The Bank of England’s rate-setting committee made its first move in more than seven years this month. Contrary to strong indications in the past, the move was not a base rate rise, but a cut to a new ultra-low rate of 0.25%.
The rate change came in the wake of closely-watched business surveys which suggested that the Brexit vote had delivered a knock to confidence, investment intentions and trading activity.
While the moves by the Bank of England seem to echo those taken after the financial crisis, there is one big difference. Banks are now much better capitalised than in 2008 and 2009, so there is still an appetite to lend.
In fact, the rate cut means that mortgage rates, some of which are already at record lows, could edge slightly lower, encouraging buyers. New data from the CML shows the number of mortgages taken out by first-time buyers in July rose to the highest level since 2007.

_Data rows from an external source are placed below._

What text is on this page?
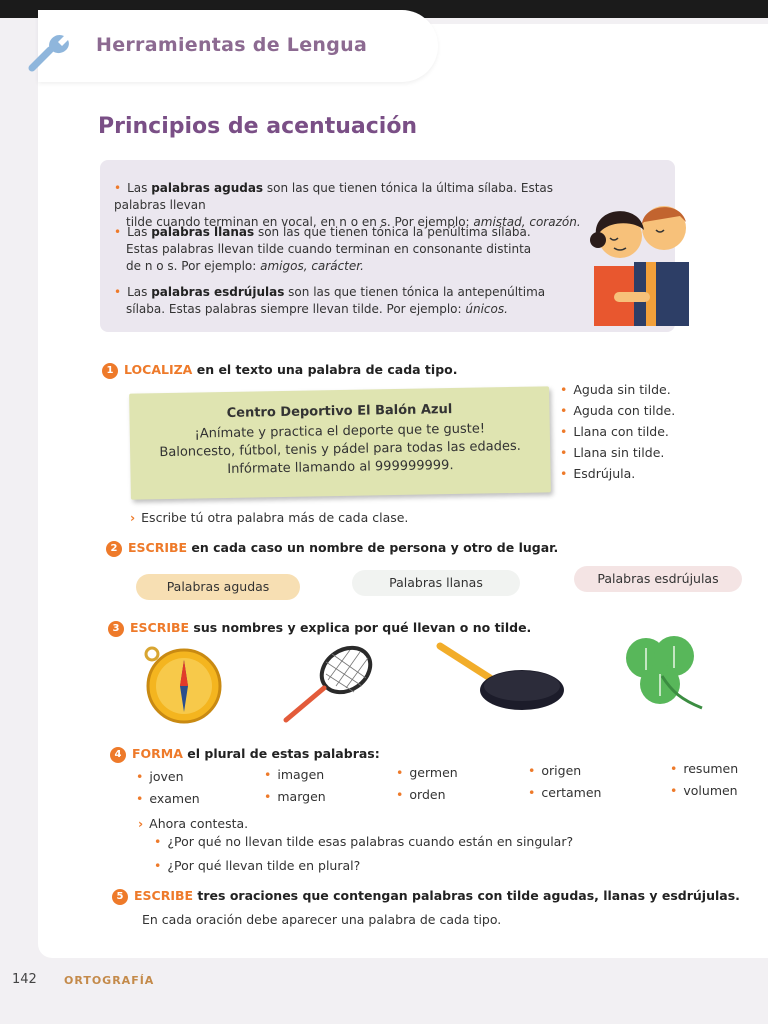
Herramientas de Lengua
Principios de acentuación
• Las palabras agudas son las que tienen tónica la última sílaba. Estas palabras llevan
tilde cuando terminan en vocal, en n o en s. Por ejemplo: amistad, corazón.
• Las palabras llanas son las que tienen tónica la penúltima sílaba.
Estas palabras llevan tilde cuando terminan en consonante distinta
de n o s. Por ejemplo: amigos, carácter.
• Las palabras esdrújulas son las que tienen tónica la antepenúltima
sílaba. Estas palabras siempre llevan tilde. Por ejemplo: únicos.
1 LOCALIZA en el texto una palabra de cada tipo.
Centro Deportivo El Balón Azul
¡Anímate y practica el deporte que te guste!
Baloncesto, fútbol, tenis y pádel para todas las edades.
Infórmate llamando al 999999999.
• Aguda sin tilde.
• Aguda con tilde.
• Llana con tilde.
• Llana sin tilde.
• Esdrújula.
› Escribe tú otra palabra más de cada clase.
2 ESCRIBE en cada caso un nombre de persona y otro de lugar.
Palabras agudas	Palabras llanas	Palabras esdrújulas
3 ESCRIBE sus nombres y explica por qué llevan o no tilde.
4 FORMA el plural de estas palabras:
• joven
• examen
• imagen
• margen
• germen
• orden
• origen
• certamen
• resumen
• volumen
› Ahora contesta.
• ¿Por qué no llevan tilde esas palabras cuando están en singular?
• ¿Por qué llevan tilde en plural?
5 ESCRIBE tres oraciones que contengan palabras con tilde agudas, llanas y esdrújulas.
En cada oración debe aparecer una palabra de cada tipo.
142 ORTOGRAFÍA
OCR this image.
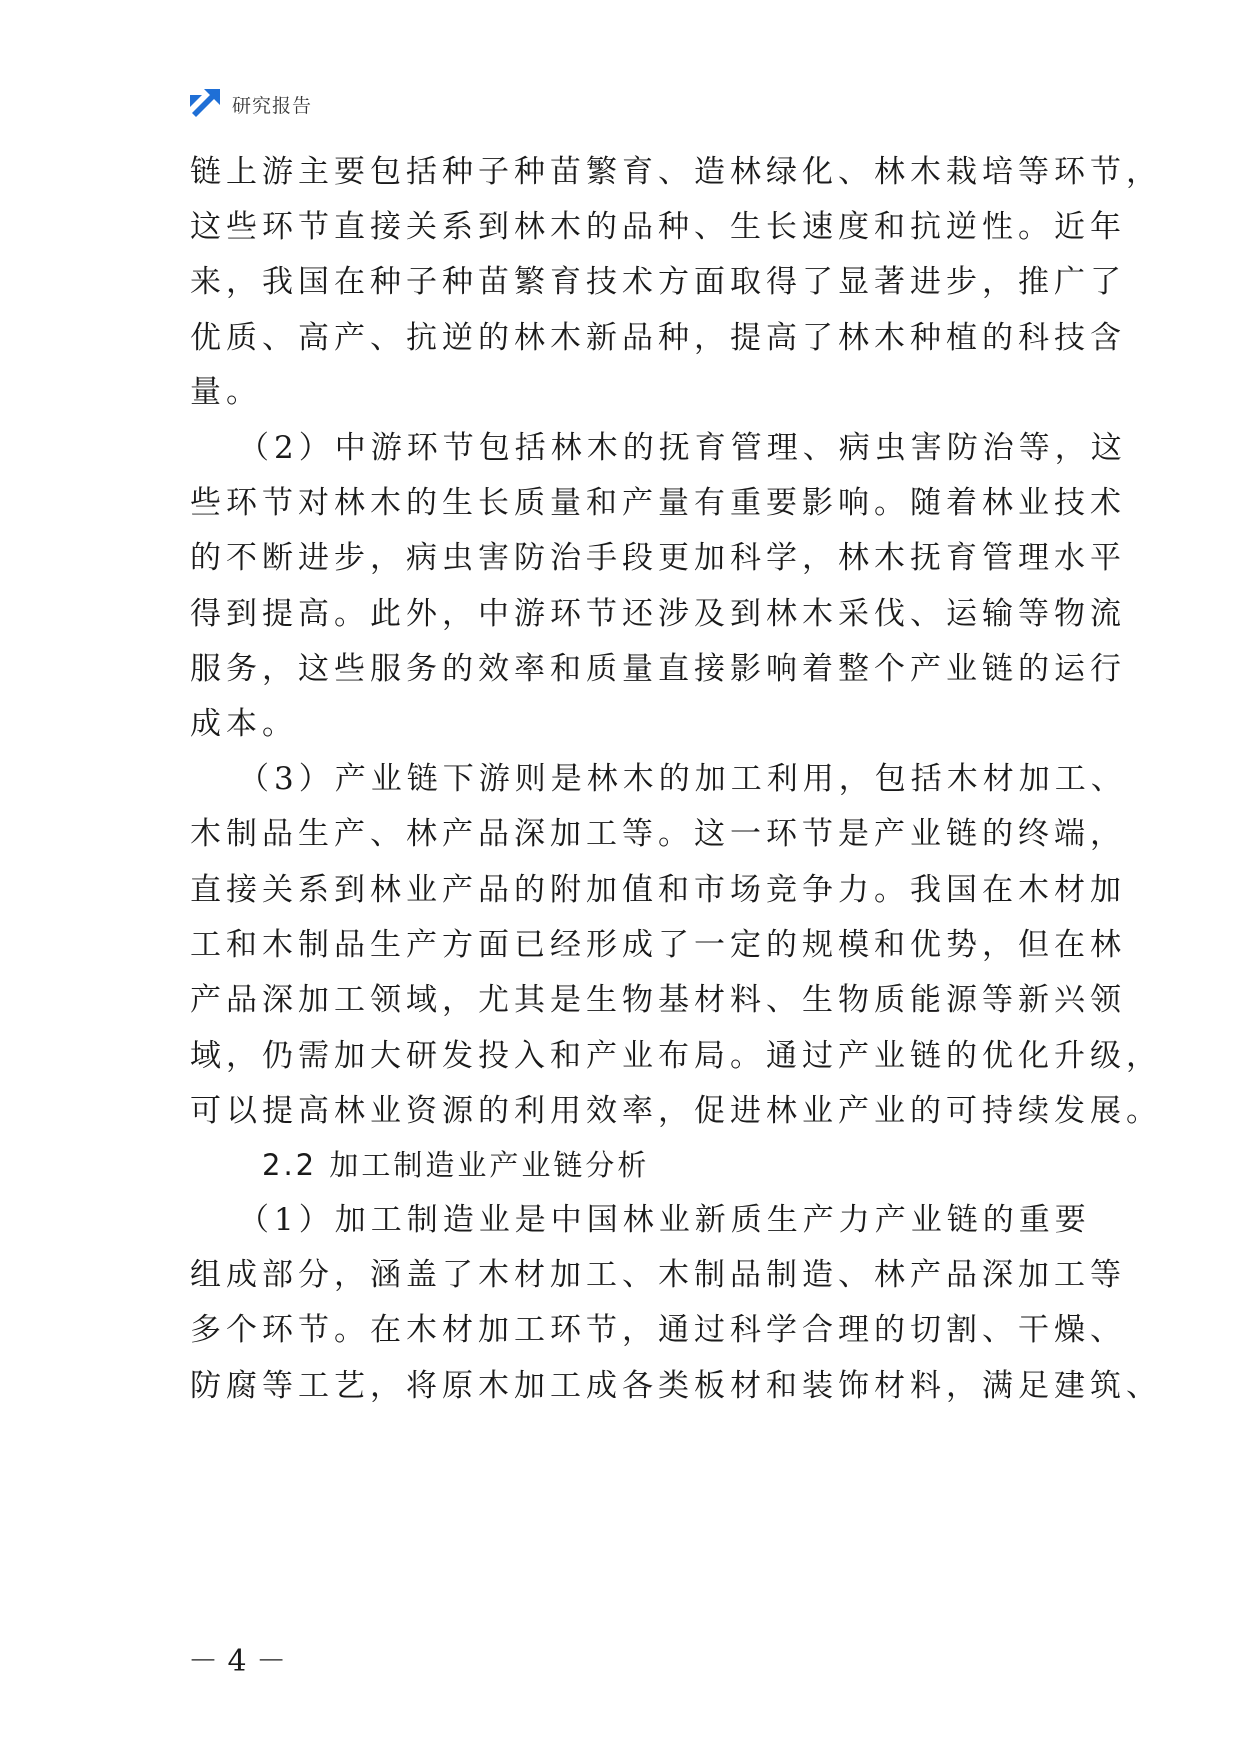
研究报告
链上游主要包括种子种苗繁育、造林绿化、林木栽培等环节，
这些环节直接关系到林木的品种、生长速度和抗逆性。近年
来，我国在种子种苗繁育技术方面取得了显著进步，推广了
优质、高产、抗逆的林木新品种，提高了林木种植的科技含
量。
（2）中游环节包括林木的抚育管理、病虫害防治等，这
些环节对林木的生长质量和产量有重要影响。随着林业技术
的不断进步，病虫害防治手段更加科学，林木抚育管理水平
得到提高。此外，中游环节还涉及到林木采伐、运输等物流
服务，这些服务的效率和质量直接影响着整个产业链的运行
成本。
（3）产业链下游则是林木的加工利用，包括木材加工、
木制品生产、林产品深加工等。这一环节是产业链的终端，
直接关系到林业产品的附加值和市场竞争力。我国在木材加
工和木制品生产方面已经形成了一定的规模和优势，但在林
产品深加工领域，尤其是生物基材料、生物质能源等新兴领
域，仍需加大研发投入和产业布局。通过产业链的优化升级，
可以提高林业资源的利用效率，促进林业产业的可持续发展。
2.2 加工制造业产业链分析
（1）加工制造业是中国林业新质生产力产业链的重要
组成部分，涵盖了木材加工、木制品制造、林产品深加工等
多个环节。在木材加工环节，通过科学合理的切割、干燥、
防腐等工艺，将原木加工成各类板材和装饰材料，满足建筑、
－ 4 －
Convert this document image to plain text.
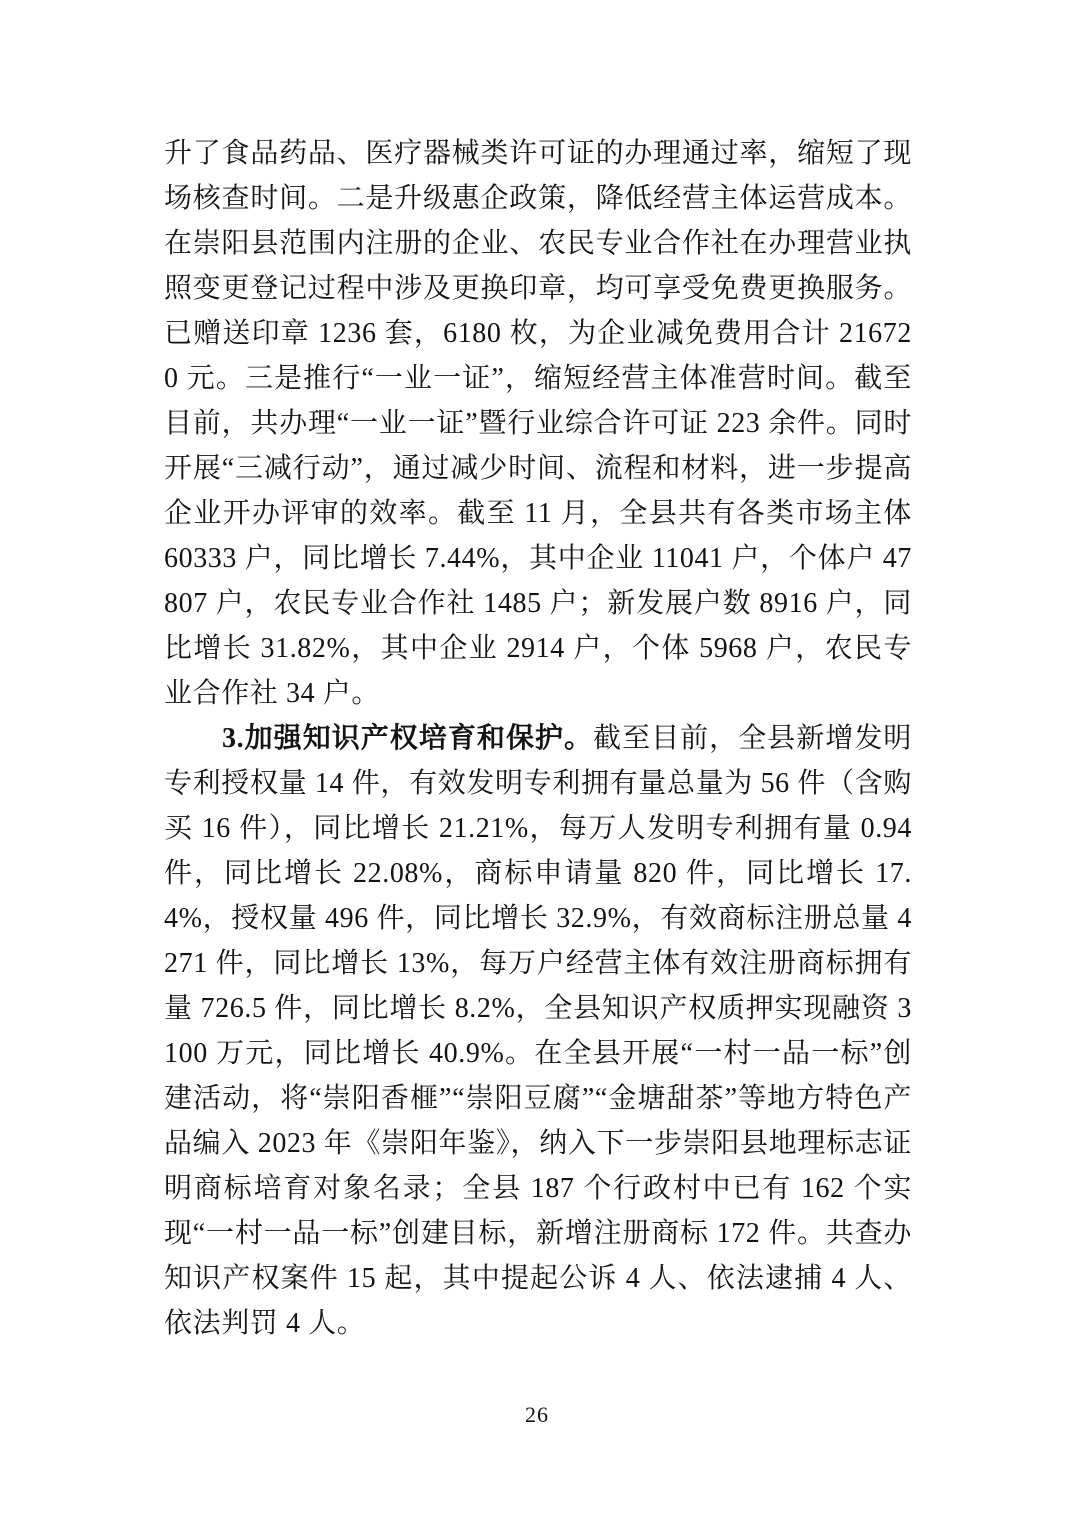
升了食品药品、医疗器械类许可证的办理通过率，缩短了现场核查时间。二是升级惠企政策，降低经营主体运营成本。在崇阳县范围内注册的企业、农民专业合作社在办理营业执照变更登记过程中涉及更换印章，均可享受免费更换服务。已赠送印章 1236 套，6180 枚，为企业减免费用合计 216720 元。三是推行“一业一证”，缩短经营主体准营时间。截至目前，共办理“一业一证”暨行业综合许可证 223 余件。同时开展“三减行动”，通过减少时间、流程和材料，进一步提高企业开办评审的效率。截至 11 月，全县共有各类市场主体 60333 户，同比增长 7.44%，其中企业 11041 户，个体户 47807 户，农民专业合作社 1485 户；新发展户数 8916 户，同比增长 31.82%，其中企业 2914 户，个体 5968 户，农民专业合作社 34 户。

3.加强知识产权培育和保护。截至目前，全县新增发明专利授权量 14 件，有效发明专利拥有量总量为 56 件（含购买 16 件），同比增长 21.21%，每万人发明专利拥有量 0.94 件，同比增长 22.08%，商标申请量 820 件，同比增长 17.4%，授权量 496 件，同比增长 32.9%，有效商标注册总量 4271 件，同比增长 13%，每万户经营主体有效注册商标拥有量 726.5 件，同比增长 8.2%，全县知识产权质押实现融资 3100 万元，同比增长 40.9%。在全县开展“一村一品一标”创建活动，将“崇阳香榧”“崇阳豆腐”“金塘甜茶”等地方特色产品编入 2023 年《崇阳年鉴》，纳入下一步崇阳县地理标志证明商标培育对象名录；全县 187 个行政村中已有 162 个实现“一村一品一标”创建目标，新增注册商标 172 件。共查办知识产权案件 15 起，其中提起公诉 4 人、依法逮捕 4 人、依法判罚 4 人。

26
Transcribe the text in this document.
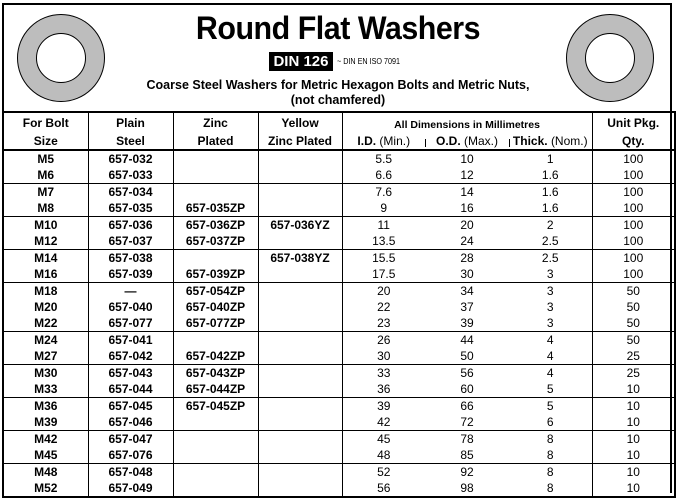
Round Flat Washers
DIN 126 ~ DIN EN ISO 7091
Coarse Steel Washers for Metric Hexagon Bolts and Metric Nuts,
(not chamfered)
For Bolt	Plain	Zinc	Yellow	All Dimensions in Millimetres			Unit Pkg.
Size	Steel	Plated	Zinc Plated	I.D. (Min.)	O.D. (Max.)	Thick. (Nom.)	Qty.
M5	657-032			5.5	10	1	100
M6	657-033			6.6	12	1.6	100
M7	657-034			7.6	14	1.6	100
M8	657-035	657-035ZP		9	16	1.6	100
M10	657-036	657-036ZP	657-036YZ	11	20	2	100
M12	657-037	657-037ZP		13.5	24	2.5	100
M14	657-038		657-038YZ	15.5	28	2.5	100
M16	657-039	657-039ZP		17.5	30	3	100
M18	—	657-054ZP		20	34	3	50
M20	657-040	657-040ZP		22	37	3	50
M22	657-077	657-077ZP		23	39	3	50
M24	657-041			26	44	4	50
M27	657-042	657-042ZP		30	50	4	25
M30	657-043	657-043ZP		33	56	4	25
M33	657-044	657-044ZP		36	60	5	10
M36	657-045	657-045ZP		39	66	5	10
M39	657-046			42	72	6	10
M42	657-047			45	78	8	10
M45	657-076			48	85	8	10
M48	657-048			52	92	8	10
M52	657-049			56	98	8	10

There is more detail on all aspects of the residential and rural markets in Knight Frank’s new Post-Brexit market update andRisk Monitor.
Prime market update
Average prices in prime central London fell by 1.5% over the year to the end of July, down from a recent peak of 8.1% in June 2014, although the headline figure hides areas of outperformance. In the prime country house market annual growth eased to 1.3% in the year to the end of June, down from a high of 5.2% in 2014, while in Scotland prime property prices fell by 0.6% annually.
Rental market
Average UK rents rose by 2.4% in the year to June, slightly down on the 2.5% growth seen in the year to May and the 2.6% reported in April. Prime central London rents were down 3.6% on the year at the end of July, as higher stock levels and uncertainty surrounding the outcome of the EU referendum weighed on growth. This trend was mirrored in the Home Counties, where rents fell by 0.8% annually over the year to June.